Unsolved
This post is more than 5 years old
11 Posts
0
1607
R510 Fatal IO error !!
Hi,
We've recently deployed Dell R510 server which is randomly crashing and not showing much evidence of the crash in iDrac. Here is the servers specs :
2 x L5640
RAM 64GB
12x3TB Sata
HBA LSI-9211 Controller
OS : FreeBSD-10.2
The crash event generated in iDrac only tells 'A Fatal IO error' and nothing else. Here is the screenshot of logged event :
http://prnt.sc/ats4ny
DELL-Josh Cr
Moderator
Moderator
•
8.4K Posts
0
April 18th, 2016 14:00
Hi,
Was the server doing this prior to this deployment?
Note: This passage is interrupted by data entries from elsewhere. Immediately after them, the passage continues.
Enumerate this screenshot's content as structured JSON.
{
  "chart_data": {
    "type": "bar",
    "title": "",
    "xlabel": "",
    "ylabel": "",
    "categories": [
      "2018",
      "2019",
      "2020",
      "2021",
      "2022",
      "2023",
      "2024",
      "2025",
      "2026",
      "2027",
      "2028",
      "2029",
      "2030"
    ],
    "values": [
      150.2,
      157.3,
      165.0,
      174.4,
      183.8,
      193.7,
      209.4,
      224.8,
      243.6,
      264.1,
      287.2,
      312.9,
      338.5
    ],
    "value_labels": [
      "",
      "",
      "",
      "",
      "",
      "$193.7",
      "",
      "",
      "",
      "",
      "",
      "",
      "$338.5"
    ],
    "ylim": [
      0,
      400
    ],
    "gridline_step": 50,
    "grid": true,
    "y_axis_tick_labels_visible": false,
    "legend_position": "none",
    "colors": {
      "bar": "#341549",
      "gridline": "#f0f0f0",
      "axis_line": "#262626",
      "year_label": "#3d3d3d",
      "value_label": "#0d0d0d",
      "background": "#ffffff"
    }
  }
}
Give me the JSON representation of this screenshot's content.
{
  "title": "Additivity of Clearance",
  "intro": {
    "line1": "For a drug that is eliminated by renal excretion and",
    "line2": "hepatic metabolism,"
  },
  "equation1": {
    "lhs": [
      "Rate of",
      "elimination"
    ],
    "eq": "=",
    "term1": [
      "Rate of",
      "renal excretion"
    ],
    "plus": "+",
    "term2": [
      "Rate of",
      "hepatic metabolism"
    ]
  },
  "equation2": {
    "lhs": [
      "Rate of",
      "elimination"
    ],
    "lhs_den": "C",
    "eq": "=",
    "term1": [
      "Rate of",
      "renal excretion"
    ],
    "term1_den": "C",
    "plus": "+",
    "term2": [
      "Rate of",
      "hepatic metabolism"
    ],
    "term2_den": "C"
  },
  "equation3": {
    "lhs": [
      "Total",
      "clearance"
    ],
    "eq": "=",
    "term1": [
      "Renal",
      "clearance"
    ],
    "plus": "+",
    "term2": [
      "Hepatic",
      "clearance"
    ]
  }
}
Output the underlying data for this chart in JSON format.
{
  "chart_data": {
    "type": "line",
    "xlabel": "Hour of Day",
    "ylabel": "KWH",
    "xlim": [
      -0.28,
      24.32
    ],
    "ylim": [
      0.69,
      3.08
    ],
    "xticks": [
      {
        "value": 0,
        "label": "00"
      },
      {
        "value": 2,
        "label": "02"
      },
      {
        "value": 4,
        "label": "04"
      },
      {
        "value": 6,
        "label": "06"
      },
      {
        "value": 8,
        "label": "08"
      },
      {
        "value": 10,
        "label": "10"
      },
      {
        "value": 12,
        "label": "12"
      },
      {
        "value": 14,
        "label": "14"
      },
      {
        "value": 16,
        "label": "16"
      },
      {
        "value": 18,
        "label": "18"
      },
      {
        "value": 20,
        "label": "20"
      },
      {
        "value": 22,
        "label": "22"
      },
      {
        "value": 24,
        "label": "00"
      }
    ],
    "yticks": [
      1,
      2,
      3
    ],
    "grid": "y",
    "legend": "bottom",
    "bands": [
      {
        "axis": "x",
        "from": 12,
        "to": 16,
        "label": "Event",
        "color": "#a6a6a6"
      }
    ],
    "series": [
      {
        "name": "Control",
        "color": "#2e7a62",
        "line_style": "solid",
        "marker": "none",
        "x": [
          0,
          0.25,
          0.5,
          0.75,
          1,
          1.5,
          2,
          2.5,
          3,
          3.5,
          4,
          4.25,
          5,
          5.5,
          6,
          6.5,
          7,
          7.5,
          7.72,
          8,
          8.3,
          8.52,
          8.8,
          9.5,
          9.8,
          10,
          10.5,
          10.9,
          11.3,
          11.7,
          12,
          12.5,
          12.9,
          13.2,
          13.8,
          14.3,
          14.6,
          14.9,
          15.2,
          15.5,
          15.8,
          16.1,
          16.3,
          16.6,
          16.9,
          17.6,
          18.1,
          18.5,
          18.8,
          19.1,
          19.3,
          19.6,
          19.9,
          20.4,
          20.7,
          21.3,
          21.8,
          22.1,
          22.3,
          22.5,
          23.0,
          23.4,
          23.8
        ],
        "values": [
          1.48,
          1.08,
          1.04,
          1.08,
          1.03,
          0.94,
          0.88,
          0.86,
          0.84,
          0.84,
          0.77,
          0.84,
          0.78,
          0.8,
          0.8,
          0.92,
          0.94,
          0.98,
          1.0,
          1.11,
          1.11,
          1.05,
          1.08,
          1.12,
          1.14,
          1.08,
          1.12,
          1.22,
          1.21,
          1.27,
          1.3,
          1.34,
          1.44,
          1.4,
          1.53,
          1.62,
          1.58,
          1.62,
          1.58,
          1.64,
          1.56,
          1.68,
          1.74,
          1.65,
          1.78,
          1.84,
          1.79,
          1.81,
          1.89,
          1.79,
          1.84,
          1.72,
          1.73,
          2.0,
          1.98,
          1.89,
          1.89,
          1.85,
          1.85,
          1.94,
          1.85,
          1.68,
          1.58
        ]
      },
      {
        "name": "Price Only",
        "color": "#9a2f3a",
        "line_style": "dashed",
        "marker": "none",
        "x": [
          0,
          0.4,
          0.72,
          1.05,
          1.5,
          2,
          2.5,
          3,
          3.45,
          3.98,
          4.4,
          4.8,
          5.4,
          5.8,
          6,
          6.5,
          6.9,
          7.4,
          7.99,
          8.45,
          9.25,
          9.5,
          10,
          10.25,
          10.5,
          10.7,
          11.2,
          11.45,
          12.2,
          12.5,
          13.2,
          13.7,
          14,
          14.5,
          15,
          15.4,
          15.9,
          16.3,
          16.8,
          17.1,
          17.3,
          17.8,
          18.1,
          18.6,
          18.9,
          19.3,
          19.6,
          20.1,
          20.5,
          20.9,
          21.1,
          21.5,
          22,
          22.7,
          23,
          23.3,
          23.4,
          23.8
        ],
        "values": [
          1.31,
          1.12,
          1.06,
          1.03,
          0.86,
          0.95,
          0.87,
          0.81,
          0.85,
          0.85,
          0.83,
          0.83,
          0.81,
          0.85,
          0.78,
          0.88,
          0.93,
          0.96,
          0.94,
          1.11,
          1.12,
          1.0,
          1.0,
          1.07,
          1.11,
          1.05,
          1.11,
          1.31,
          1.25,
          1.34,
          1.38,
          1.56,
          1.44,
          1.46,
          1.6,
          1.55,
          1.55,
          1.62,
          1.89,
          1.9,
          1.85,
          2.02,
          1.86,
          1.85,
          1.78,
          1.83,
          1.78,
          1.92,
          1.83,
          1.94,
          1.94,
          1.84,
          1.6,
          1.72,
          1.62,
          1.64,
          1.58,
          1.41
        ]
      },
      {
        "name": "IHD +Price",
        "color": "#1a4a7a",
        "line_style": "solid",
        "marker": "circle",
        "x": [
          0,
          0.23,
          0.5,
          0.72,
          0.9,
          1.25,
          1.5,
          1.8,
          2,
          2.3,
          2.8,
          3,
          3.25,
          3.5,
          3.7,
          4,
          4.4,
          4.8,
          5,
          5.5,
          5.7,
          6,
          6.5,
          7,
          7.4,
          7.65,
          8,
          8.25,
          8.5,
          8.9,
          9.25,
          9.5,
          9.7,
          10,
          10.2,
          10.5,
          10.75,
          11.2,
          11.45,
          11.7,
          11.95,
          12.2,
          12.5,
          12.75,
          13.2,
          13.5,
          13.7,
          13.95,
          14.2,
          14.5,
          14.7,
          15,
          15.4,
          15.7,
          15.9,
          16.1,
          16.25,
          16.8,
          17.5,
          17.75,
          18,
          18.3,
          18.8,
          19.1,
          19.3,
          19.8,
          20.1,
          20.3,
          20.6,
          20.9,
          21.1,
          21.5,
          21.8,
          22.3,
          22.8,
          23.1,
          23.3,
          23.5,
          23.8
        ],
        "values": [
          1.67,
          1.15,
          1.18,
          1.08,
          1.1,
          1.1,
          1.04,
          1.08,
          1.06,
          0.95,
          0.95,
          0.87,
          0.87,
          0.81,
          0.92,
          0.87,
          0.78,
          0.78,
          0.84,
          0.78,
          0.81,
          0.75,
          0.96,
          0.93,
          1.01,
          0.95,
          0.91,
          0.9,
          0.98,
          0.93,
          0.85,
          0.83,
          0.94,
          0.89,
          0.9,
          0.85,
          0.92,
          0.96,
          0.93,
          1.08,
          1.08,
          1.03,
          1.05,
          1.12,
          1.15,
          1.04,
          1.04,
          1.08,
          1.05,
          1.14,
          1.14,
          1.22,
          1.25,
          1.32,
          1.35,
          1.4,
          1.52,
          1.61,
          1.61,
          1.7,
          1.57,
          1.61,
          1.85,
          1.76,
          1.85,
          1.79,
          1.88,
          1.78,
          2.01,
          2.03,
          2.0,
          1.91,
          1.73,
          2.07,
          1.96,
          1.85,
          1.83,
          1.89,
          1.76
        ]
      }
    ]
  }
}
It looks like the error is coming from CPU2. You may want to try to swap the processors and see if the error follows the CPU.
shahzaibcb
11 Posts
0
April 19th, 2016 02:00
Thanks for the response. Well, let me provide you a bit history of deployment. Before Dell R510, we had deployed supermicro and those were also crashing intermittently with error "Internal Timer error" on top of FreeBSD OS, we followed a big list of debugging including switching FreeBSD with Debian but crashing was quite frequent. So we concluded that, supermicro might be the problem maker and should be replaced with some Branded hardware and we went with Dell R510. Now its been 10 days of Dell deployment and we encountered the crash issue with it as well. Now we do not know how to fix this thing. We've put lot of budget in investment but this crash issue has been there since 6 months. OS also had showed that 'Internal Timer Error' on crash dump. For now, we're swapping CPUs as per your suggestion but we really now have no idea where to go from here.
DELL-Josh Cr
Moderator
Moderator
•
8.4K Posts
0
April 19th, 2016 09:00
What version of Debian are you using? We have not validated Debian, it is possible there is something with it that is causing the issues.
shahzaibcb
11 Posts
0
May 3rd, 2016 05:00
Thanks for response. Well, it is debian jessie 8 version . FreeBSD version is 10.2. We had noted one more thing, the 2 servers with logical cores disabled were not crashed while the rest were crashing. So we did disabled logical cores on rest of the servers and till now they're not crashed. We'll monitor it for some more days and will update here.